A 5V single channel electronic relay is used actuate the pump.TCS230 colour sensor is used in the rover to detect the fertilizers in the soil.Four 12V 100 rpm DC motors are used in the rover for its movement.A 12V LeadAcid battery is used to power the rover.A 10000mAh powerbank is used to power the sensor station (102).
It is emphasized that the Abstract of the Disclosure is provided to allow a reader to quickly ascertain the nature of the technical disclosure. It is submitted with the understanding that it will not be used to interpret or limit

the scope or meaning of the claims. In addition, in the foregoing Detailed Description, it can be seen that various features are grouped together in a single embodiment for the purpose of streamlining the disclosure. This method of disclosure is not to be interpreted as reflecting an intention that the claimed embodiments require more features than are expressly recited in each claim. Rather, as the following claims reflect, inventive subject matter lies in less than all features of a single disclosed embodiment. Thus, the following claims are hereby incorporated into the Detailed Description, with each claim standing on its own as a separate embodiment. In the appended claims, the terms “including” and “in which” are used as the plain-English equivalents of the respective terms “comprising” and “wherein,” respectively. Moreover, the terms “first”, “second,” “third,” and so forth, are used merely as labels, and are not intended to impose numerical requirements on their objects.

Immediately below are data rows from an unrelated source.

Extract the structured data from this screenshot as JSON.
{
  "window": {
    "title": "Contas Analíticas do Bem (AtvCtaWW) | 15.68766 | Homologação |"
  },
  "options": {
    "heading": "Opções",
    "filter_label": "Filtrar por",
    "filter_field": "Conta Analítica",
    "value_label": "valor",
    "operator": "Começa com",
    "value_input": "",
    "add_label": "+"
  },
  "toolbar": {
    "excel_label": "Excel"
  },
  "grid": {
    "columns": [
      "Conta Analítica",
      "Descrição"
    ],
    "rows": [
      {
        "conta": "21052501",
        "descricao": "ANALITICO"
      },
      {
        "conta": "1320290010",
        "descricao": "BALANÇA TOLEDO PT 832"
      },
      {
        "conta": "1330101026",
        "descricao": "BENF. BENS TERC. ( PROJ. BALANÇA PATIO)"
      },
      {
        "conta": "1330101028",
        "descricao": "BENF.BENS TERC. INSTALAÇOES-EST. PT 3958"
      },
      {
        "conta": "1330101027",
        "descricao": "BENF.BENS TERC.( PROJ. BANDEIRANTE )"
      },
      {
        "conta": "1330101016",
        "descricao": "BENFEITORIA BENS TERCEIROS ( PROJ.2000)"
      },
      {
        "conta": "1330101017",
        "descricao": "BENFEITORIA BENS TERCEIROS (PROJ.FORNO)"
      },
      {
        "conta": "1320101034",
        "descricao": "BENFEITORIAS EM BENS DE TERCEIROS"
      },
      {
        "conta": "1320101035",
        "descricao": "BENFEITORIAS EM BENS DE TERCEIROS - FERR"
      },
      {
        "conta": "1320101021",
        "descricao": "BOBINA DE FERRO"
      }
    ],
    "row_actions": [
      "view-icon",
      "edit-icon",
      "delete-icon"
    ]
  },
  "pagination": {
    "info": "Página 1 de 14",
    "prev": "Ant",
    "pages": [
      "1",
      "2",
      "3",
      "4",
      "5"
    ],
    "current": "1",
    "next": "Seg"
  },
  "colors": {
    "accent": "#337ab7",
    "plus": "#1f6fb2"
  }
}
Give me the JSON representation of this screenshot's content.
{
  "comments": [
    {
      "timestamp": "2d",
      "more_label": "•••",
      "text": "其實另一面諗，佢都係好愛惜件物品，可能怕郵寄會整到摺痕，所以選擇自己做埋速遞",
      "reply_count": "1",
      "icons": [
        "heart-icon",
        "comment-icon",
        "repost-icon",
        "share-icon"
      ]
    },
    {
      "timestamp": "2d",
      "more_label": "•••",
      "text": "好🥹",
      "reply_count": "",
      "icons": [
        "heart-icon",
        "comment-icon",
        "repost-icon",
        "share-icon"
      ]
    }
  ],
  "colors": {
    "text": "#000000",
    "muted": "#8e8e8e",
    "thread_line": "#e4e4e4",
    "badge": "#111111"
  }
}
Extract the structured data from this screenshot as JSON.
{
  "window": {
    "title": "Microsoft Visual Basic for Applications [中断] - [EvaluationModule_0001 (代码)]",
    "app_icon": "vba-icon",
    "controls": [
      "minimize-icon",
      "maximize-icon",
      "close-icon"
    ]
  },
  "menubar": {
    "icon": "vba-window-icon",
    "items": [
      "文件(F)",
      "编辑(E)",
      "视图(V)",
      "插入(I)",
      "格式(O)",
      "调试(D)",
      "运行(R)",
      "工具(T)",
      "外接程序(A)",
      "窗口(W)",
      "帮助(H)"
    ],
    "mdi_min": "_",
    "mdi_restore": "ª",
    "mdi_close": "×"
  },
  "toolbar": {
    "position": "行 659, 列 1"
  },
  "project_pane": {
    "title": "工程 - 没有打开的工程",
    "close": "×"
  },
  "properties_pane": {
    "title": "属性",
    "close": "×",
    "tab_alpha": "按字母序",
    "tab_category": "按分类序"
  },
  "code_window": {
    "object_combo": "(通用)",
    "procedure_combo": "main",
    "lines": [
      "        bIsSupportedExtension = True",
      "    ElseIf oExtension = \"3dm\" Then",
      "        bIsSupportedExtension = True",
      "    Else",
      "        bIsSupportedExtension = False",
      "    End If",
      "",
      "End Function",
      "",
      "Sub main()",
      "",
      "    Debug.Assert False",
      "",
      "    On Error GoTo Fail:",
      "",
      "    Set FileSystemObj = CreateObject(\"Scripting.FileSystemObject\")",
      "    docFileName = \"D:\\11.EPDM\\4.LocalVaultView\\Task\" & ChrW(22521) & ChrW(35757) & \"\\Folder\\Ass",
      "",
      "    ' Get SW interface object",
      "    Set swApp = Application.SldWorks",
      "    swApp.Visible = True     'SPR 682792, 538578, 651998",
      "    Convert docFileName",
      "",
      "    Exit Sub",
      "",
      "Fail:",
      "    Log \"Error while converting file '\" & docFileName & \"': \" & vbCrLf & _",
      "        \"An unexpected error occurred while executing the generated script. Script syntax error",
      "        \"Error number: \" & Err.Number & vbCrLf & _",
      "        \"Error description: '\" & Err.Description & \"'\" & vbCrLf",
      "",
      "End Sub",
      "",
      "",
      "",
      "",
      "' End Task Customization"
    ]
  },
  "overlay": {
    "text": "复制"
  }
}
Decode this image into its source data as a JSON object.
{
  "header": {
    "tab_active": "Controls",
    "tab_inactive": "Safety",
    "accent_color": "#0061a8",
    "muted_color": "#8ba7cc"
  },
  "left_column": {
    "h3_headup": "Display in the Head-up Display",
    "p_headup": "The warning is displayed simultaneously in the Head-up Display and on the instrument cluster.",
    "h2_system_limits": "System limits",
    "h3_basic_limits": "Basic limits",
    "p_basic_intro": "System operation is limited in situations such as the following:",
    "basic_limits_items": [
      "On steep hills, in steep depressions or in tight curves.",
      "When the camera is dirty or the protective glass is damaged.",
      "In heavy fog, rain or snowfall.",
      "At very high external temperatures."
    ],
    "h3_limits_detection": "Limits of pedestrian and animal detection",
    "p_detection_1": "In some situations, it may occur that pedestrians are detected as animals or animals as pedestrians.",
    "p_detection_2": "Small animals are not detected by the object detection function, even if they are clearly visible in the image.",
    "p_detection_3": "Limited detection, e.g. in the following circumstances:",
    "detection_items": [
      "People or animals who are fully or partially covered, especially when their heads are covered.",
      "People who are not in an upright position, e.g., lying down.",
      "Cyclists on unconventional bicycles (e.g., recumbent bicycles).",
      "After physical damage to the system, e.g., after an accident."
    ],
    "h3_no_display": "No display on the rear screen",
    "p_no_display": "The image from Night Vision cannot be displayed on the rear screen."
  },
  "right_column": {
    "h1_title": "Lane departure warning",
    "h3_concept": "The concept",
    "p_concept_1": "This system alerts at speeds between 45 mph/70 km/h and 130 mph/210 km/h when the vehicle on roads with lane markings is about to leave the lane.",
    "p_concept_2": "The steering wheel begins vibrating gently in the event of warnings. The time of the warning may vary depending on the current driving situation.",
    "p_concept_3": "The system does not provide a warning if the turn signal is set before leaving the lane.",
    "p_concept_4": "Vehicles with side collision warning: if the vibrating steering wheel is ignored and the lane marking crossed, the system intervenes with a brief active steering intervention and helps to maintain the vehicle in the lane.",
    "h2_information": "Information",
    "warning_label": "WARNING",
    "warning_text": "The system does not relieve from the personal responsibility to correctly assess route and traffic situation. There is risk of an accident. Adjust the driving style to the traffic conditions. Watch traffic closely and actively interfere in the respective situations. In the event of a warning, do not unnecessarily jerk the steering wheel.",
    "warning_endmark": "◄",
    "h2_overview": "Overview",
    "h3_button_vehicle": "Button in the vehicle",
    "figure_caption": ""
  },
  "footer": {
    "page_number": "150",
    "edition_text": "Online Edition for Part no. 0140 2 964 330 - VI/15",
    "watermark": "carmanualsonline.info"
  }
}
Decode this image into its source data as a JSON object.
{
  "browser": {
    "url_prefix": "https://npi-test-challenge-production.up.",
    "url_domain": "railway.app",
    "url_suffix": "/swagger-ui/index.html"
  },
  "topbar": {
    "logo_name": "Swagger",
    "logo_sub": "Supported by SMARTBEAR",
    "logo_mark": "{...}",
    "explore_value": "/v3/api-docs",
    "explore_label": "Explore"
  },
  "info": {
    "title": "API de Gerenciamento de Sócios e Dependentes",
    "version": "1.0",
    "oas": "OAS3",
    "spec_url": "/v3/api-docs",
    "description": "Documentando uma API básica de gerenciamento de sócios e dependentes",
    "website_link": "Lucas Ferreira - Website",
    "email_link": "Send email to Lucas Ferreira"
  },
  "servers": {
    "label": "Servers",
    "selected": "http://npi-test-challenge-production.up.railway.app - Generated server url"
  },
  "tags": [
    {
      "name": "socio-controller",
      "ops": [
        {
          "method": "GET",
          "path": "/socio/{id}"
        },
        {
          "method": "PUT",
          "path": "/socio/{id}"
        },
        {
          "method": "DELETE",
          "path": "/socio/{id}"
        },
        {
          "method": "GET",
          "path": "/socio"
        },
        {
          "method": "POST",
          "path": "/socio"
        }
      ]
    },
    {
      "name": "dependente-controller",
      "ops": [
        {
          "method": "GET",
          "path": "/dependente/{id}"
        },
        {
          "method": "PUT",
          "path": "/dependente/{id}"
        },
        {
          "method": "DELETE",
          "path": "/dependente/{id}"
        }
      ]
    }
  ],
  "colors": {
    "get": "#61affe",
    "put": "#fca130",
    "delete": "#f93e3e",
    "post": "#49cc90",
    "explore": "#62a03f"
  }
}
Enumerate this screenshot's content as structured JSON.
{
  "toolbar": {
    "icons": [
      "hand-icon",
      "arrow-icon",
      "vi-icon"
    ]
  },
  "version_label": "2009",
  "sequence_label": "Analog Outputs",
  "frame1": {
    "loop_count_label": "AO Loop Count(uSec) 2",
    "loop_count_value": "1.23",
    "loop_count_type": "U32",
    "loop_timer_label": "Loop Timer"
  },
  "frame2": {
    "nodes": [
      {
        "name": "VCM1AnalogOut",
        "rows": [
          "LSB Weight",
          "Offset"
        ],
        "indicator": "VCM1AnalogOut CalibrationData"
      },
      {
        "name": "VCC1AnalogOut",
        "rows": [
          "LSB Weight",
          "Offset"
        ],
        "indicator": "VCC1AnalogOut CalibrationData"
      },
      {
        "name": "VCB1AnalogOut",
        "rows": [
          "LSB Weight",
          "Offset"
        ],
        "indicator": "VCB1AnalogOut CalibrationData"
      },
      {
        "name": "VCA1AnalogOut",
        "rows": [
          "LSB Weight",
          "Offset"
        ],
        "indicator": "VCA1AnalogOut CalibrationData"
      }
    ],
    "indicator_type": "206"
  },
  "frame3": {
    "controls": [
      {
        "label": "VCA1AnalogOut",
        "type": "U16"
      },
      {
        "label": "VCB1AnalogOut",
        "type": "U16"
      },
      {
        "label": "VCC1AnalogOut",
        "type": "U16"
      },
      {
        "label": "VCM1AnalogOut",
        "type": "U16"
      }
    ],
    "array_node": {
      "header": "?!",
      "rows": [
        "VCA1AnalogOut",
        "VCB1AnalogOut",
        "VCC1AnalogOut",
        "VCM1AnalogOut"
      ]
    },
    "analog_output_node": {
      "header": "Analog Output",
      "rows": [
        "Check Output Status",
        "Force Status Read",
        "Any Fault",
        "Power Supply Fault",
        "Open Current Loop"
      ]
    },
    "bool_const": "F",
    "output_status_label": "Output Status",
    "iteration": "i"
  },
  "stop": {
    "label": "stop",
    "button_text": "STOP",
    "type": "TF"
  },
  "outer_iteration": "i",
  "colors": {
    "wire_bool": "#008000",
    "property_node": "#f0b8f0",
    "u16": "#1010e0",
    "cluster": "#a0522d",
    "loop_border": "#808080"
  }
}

What has been described above includes examples of the disclosed architecture. It is, of course, not possible to describe every conceivable combination of components and/or methodologies, but one of ordinary skill in the art may recognize that many further combinations and permutations are possible. Accordingly, the novel architecture is intended to embrace all such alterations, modifications and variations that fall within the spirit and scope of the appended claims.
Without further description, it is believed that one of ordinary skill in the art can, using the preceding description and the illustrative examples, make and utilize the present invention and practice the claimed methods. It should be understood that the foregoing discussion and examples merely present a detailed description of certain preferred embodiments. It will be apparent to those of ordinary skill in the art that various modifications and equivalents can be made without departing from the spirit and scope of the invention.